In what way can I create the result list?

Answer 1

How about using zipWith :

main = print $ merge list1 list2
-- [("key-1",0,True,"a string",'a'),("key-2",1,False,"another string",'b')]

merge :: [(a,b,c,d)] -> [(a,e)] -> [(a,b,c,d,e)]
merge = zipWith $ \(a,b,c,d) (_,e) -> (a,b,c,d,e)
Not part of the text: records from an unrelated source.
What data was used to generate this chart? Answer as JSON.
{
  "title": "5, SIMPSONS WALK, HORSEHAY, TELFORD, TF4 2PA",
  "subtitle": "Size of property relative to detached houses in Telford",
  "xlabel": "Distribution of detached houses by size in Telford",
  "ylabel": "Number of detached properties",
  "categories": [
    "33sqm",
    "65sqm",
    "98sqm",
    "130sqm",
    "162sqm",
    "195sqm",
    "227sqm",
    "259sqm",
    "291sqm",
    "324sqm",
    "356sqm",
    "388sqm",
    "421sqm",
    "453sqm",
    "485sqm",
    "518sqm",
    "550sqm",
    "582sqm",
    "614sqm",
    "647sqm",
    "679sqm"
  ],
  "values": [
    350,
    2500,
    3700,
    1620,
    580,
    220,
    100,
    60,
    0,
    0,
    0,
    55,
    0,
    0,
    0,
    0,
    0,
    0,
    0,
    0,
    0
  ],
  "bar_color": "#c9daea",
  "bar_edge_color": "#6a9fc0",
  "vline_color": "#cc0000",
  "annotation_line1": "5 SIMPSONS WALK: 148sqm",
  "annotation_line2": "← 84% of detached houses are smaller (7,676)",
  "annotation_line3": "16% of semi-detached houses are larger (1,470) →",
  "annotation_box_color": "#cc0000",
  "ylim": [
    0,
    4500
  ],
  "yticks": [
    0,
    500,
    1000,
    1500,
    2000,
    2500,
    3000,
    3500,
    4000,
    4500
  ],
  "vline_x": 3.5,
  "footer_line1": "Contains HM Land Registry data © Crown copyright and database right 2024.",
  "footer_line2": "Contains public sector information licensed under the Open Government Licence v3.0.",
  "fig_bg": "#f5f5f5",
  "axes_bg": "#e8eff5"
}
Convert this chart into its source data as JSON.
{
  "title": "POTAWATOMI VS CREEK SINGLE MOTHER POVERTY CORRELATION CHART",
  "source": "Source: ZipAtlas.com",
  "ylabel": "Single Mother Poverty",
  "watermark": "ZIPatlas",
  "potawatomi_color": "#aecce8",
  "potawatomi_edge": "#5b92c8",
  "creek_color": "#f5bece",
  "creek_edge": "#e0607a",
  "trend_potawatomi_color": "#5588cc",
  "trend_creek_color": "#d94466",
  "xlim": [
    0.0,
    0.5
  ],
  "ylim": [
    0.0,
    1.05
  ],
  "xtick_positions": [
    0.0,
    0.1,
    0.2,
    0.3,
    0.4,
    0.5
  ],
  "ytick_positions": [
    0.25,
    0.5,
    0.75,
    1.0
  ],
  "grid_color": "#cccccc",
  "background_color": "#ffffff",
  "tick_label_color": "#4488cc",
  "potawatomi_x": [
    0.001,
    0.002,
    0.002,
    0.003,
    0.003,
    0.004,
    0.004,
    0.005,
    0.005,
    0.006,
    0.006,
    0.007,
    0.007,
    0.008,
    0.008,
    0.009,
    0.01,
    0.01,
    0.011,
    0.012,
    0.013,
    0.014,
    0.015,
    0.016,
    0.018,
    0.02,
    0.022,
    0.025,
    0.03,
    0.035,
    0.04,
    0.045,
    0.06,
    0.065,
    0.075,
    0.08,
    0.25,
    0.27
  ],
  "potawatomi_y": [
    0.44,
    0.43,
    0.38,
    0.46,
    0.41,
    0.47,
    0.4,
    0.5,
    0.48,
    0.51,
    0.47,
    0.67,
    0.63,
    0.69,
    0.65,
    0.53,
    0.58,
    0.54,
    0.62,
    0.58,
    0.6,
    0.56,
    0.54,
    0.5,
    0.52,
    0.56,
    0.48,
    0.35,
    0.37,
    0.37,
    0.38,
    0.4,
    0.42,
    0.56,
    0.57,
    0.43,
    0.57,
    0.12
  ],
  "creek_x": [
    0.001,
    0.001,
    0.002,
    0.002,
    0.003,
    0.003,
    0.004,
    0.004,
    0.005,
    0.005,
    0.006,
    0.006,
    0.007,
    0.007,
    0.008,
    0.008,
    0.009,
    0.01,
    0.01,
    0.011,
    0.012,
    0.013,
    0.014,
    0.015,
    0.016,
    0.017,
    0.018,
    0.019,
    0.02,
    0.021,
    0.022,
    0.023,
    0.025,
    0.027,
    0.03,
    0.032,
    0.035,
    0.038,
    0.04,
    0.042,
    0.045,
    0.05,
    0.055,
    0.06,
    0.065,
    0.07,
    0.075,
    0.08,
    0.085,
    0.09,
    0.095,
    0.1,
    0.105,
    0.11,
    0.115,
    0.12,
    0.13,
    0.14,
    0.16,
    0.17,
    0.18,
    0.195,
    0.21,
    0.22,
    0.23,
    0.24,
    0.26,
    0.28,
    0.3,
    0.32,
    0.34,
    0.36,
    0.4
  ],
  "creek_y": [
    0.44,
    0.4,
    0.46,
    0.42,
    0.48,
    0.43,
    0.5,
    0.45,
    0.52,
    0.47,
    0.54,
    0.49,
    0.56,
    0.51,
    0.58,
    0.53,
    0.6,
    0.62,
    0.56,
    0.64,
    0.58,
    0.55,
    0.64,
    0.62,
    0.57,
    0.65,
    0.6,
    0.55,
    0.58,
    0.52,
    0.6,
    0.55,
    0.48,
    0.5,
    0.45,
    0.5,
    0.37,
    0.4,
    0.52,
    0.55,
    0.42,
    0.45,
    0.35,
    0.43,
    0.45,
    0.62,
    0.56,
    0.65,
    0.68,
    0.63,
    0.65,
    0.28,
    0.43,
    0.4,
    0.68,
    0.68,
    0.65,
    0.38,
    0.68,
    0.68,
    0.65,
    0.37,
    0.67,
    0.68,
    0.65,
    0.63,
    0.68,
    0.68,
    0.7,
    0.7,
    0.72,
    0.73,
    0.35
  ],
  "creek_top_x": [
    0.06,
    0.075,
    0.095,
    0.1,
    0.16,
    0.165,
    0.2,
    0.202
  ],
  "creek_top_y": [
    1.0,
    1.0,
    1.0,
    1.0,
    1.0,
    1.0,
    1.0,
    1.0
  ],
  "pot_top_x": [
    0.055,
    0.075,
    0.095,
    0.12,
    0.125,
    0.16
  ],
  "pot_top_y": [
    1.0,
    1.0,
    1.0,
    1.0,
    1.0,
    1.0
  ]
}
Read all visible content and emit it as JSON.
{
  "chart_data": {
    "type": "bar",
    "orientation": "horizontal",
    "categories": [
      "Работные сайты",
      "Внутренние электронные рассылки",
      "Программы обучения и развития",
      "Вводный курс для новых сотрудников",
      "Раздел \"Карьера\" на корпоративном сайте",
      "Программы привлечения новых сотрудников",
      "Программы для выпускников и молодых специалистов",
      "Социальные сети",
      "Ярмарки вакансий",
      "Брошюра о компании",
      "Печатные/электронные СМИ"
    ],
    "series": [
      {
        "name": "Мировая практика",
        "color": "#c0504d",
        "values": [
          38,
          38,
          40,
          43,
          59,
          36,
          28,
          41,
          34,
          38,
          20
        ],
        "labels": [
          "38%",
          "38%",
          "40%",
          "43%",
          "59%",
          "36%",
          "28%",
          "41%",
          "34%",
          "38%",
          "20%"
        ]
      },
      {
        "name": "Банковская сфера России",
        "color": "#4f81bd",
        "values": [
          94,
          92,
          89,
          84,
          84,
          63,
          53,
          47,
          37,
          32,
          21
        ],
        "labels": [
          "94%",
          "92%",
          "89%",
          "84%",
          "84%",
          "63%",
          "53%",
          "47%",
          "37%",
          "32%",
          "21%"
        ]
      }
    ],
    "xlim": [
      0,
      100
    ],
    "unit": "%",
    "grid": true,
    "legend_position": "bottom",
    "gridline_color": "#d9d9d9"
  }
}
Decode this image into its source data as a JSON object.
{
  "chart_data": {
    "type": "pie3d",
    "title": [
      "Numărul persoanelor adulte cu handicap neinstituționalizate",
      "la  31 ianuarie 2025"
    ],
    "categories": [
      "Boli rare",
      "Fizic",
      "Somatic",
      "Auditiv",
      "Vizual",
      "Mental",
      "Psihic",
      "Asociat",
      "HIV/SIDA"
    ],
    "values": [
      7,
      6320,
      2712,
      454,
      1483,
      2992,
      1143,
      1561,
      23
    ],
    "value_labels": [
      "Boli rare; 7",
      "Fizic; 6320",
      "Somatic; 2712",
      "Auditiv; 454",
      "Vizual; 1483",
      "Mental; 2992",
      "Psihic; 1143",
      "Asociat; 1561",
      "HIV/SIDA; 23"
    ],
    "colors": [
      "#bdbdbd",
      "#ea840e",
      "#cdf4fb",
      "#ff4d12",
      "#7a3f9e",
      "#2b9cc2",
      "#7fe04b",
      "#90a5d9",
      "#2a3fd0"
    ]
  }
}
list1 = [("key-1", 0, True, "a string"), ("key-2", 1, False, "another string")]
list2 = [("key-1", 'a'), ("key-2", 'b')]

Answer 2

In general case I would go with converting to maps approach:

import Data.Map (Map)
import qualified Data.Map as Map

merge :: Ord a => [(a,b,c,d)] -> [(a,e)] -> [(a,b,c,d,e)]
merge left right = let
    mleft   = Map.fromList $ map (\(k, a,b,c) -> (k, (a,b,c))) left
    mright  = Map.fromList right
    mergeL (a, b, c, d) acc = case Map.lookup a mright of
        Nothing -> acc -- can't merge
        Just e  -> (a, b, c, d, e) : acc
    in foldr mergeL [] left

Note this will get rid of keys that are not present in both lists. In case you need to preserve those you can generate entry with some default values for Nothing case, add similarly looking mergeR and concatenate two foldr in result.